Australians applying for a new credit card, loan or mortgage may soon be assessed on their credit repayment history over the last two years after the federal government moved to fast-track greater sharing of positive data amongst banks and credit providers.
Until 2014’s Privacy Law reforms, credit providers based your credit record assessments on purely negative data. This included basic information like how many credit applications you had made (irrespective of their approval or rejection) and details of any overdue debts, defaults, bankruptcy, or court judgments against you.
But in a move welcomed by 70% of Australians, as reported in our consumer paper “Know the Score – how positive data could impact your next credit application” Australian credit providers have started actively sharing positive credit data, which means it is now it’s even more important than ever before for all Australians to understand how their financial history could impact their next credit card, loan or mortgage application.
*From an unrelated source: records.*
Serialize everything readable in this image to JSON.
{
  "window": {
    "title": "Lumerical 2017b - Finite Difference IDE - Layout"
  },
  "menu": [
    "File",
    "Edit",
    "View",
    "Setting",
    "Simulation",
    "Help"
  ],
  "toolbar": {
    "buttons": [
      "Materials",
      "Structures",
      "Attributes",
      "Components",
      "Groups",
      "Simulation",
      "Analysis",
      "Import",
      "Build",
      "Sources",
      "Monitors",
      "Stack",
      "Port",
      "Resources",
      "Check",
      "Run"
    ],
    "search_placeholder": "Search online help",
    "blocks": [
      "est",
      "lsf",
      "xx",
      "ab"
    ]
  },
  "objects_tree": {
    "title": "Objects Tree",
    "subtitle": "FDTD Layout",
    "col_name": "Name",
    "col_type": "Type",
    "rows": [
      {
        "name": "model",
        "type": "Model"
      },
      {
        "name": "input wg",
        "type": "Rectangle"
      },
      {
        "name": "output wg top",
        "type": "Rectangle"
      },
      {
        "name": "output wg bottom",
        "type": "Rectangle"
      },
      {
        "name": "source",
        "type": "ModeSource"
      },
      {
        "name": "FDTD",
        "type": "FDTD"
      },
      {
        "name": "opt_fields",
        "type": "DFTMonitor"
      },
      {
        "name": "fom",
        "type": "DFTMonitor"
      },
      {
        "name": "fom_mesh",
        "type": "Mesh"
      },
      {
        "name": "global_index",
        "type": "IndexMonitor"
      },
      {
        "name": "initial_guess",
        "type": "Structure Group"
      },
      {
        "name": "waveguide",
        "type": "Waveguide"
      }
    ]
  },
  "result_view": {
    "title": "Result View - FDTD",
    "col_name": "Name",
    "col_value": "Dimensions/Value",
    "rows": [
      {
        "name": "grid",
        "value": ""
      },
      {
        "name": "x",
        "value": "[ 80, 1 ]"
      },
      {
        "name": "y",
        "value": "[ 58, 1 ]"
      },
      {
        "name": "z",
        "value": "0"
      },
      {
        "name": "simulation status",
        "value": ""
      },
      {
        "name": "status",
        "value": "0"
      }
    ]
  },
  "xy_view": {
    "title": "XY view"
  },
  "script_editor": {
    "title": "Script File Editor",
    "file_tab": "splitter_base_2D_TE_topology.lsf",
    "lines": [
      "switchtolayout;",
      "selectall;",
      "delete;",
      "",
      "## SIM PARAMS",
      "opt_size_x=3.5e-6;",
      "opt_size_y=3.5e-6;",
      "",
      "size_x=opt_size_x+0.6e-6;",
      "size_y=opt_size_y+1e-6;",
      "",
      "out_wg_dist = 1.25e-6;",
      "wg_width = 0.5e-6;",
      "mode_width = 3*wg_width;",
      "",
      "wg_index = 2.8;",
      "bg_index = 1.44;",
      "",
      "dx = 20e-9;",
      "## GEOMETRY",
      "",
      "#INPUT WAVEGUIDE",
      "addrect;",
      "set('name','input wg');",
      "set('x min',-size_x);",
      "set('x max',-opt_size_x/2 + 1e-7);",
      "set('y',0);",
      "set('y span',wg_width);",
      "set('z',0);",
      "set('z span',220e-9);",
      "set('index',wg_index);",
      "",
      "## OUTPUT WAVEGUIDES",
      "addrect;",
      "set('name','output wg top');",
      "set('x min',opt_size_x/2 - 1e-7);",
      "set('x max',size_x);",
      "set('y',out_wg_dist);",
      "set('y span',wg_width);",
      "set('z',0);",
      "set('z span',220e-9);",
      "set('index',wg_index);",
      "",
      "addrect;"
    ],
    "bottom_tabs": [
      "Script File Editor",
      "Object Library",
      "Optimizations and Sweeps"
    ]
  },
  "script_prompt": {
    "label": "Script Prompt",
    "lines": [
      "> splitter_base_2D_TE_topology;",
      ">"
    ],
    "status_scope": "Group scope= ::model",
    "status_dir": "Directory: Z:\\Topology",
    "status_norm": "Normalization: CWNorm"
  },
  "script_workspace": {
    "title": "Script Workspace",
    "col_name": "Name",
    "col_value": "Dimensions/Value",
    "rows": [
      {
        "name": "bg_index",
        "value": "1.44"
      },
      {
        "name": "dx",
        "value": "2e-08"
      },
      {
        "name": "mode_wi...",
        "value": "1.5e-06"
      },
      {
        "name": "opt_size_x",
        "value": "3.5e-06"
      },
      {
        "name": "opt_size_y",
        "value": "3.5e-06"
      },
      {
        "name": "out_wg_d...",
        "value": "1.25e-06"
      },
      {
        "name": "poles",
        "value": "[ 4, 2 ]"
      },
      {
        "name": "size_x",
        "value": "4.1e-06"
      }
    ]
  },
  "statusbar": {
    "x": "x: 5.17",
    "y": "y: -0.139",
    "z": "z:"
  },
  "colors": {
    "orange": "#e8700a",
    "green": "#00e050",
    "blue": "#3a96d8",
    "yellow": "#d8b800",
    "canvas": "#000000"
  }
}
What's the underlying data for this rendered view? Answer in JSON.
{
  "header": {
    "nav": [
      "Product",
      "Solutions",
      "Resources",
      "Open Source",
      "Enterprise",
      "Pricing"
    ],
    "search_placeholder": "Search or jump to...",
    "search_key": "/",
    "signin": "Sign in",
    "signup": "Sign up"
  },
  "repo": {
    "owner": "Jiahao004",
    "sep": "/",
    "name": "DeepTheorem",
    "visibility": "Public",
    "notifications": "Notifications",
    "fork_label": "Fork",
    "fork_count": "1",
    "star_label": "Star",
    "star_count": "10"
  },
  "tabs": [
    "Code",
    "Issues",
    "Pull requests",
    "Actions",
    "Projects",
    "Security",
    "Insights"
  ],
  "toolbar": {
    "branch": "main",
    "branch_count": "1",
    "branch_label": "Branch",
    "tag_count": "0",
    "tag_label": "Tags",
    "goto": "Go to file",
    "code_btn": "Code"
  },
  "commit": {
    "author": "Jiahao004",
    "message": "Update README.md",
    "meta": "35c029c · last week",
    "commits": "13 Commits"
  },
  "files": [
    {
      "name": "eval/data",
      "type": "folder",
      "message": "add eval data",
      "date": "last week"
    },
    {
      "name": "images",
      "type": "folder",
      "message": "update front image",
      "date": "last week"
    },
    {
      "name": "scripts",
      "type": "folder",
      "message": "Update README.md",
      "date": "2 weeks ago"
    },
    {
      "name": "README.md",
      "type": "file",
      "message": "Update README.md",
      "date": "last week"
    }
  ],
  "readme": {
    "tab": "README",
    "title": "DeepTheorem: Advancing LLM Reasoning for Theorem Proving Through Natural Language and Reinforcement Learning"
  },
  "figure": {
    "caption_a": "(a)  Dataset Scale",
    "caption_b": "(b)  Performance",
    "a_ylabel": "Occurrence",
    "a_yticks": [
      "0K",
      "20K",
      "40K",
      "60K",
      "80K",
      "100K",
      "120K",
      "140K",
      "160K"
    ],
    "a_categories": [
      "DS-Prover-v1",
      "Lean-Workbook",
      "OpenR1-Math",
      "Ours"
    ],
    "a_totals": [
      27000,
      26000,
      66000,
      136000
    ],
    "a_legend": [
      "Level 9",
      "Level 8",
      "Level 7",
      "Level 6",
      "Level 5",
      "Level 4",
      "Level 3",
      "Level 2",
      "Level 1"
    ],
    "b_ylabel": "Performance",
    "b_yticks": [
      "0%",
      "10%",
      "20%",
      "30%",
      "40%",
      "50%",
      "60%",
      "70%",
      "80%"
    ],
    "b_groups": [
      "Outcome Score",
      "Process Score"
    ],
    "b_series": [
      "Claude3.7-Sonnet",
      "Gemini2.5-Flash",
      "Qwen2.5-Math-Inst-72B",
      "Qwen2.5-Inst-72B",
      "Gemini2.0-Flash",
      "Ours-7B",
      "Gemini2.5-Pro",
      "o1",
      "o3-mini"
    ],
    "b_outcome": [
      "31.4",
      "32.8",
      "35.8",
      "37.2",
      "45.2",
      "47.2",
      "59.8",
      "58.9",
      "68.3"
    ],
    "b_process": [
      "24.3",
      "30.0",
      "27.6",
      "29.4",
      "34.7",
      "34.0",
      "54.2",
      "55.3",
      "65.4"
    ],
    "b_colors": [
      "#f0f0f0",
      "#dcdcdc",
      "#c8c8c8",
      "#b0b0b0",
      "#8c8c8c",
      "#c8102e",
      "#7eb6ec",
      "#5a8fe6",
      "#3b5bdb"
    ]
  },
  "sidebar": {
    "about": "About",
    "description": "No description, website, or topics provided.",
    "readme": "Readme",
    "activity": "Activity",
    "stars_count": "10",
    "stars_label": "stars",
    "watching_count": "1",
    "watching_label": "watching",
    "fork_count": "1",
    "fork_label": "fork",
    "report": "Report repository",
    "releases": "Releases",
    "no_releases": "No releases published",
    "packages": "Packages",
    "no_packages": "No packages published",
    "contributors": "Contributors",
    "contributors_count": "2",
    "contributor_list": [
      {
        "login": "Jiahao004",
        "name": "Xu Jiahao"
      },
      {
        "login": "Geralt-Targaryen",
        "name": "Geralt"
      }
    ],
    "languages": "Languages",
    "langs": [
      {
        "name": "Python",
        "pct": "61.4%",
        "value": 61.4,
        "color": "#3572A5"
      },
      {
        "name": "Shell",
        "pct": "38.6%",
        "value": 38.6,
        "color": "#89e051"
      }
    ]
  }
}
Why? Along with the announcement in the most recent budget that young Australians will have to start paying back their HECS debt at a lower salary threshold, the growing national conversation around the future of housing affordability means that having a strong credit score and understanding its potential impact is paramount if the next generation is to be confident when seeking to enter the property market.
During this year’s Federal budget, Treasurer, The Hon Scott Morrison, announced that the Government will “legislate a mandatory comprehensive credit reporting regime if credit providers are not reporting at least 40 per cent of their data by the end of 2017,” as recommended by a Productivity Commission report.
The move to fast-track industry collaboration under the comprehensive credit reporting regime is expected to help borrowers with a strong track-record of making timely credit repayments be better recognised and will assist others to avoid entering into unmanageable levels of debt.
Your credit score
Many Australians lack an understanding of how their credit score is calculated and what impacts it and as a result fail to grasp how the world of positive data sharing could potentially impact their ability to borrow money – either in beneficial or detrimental ways.
In the past, lenders were only given access to negative data such as bankruptcies or defaults, and having multiple credit accounts also may have decreased a person’s score without any of their strong history of making repayments being able to be taken into account.
Without the ability to see how indebted a customer was or their bank account open and close dates, lenders lacked verifiable insight into how indebted a borrower was, increasing their risks of defaults and bankruptcies. But as more positive information is shared, credit providers are better able to identify and evaluate your credit position, based on a broader range of data which includes the accounts you hold and how well you’ve been repaying them over time.
Customers who are in control of their debt also benefit from positive data sharing, for example, those who may have had multiple credit accounts but were up to date with their repayments. In fact, Experian’s insight shows that the vast majority of Australians have a clean record of not missing a repayment. These borrowers with a strong repayment history, will increasingly be better recognised by lenders aided by positive data.
How the new world of positive reporting impacts you
Also known as Comprehensive Credit Reporting, positive credit reporting is already increasingly available in Australia. Credit reports now often include information about the current accounts you hold, what accounts have been opened and closed, the date that you paid any default notices, and how well you meet your repayments.
With up to 24 months’ worth of repayment information at hand, lenders are able to make more comprehensive assessments of your credit history when you apply for credit.
For borrowers armed with a strong repayment history and credit score, positive data provides an opportunity to negotiate with lenders for more competitive terms while lenders are more empowered to assist customers to avoid entering into unmanageable debt.
Those who are recovering from debt and have brought their accounts up to date may also increasingly see an improvement in their credit score, where previously the existence of the debt would have more strongly counted against them.
What you can do now
Experian’s March 2017 survey of over 1,000 Australians found that while 32% don’t know how to check their credit scores, a staggering 24% don’t even know what a credit score is. In total, 71% of Australians don’t know where they stand with potential credit providers and may be unaware of the changes they can make to improve their rating.
It’s important to start positively impacting your future credit score with a matter of urgency as the new data is increasingly shared. Our whitepaper provides more insight into the importance and composition of your credit score, and how positive credit reporting will make a difference.
By diligently making your repayments on time and ensuring your bills are paid to avoid your debt being sent to a recovery agency, as well as regularly checking in with your credit score you’ll ensure you’re in the best spot to take advantage of the new, positive credit reporting era.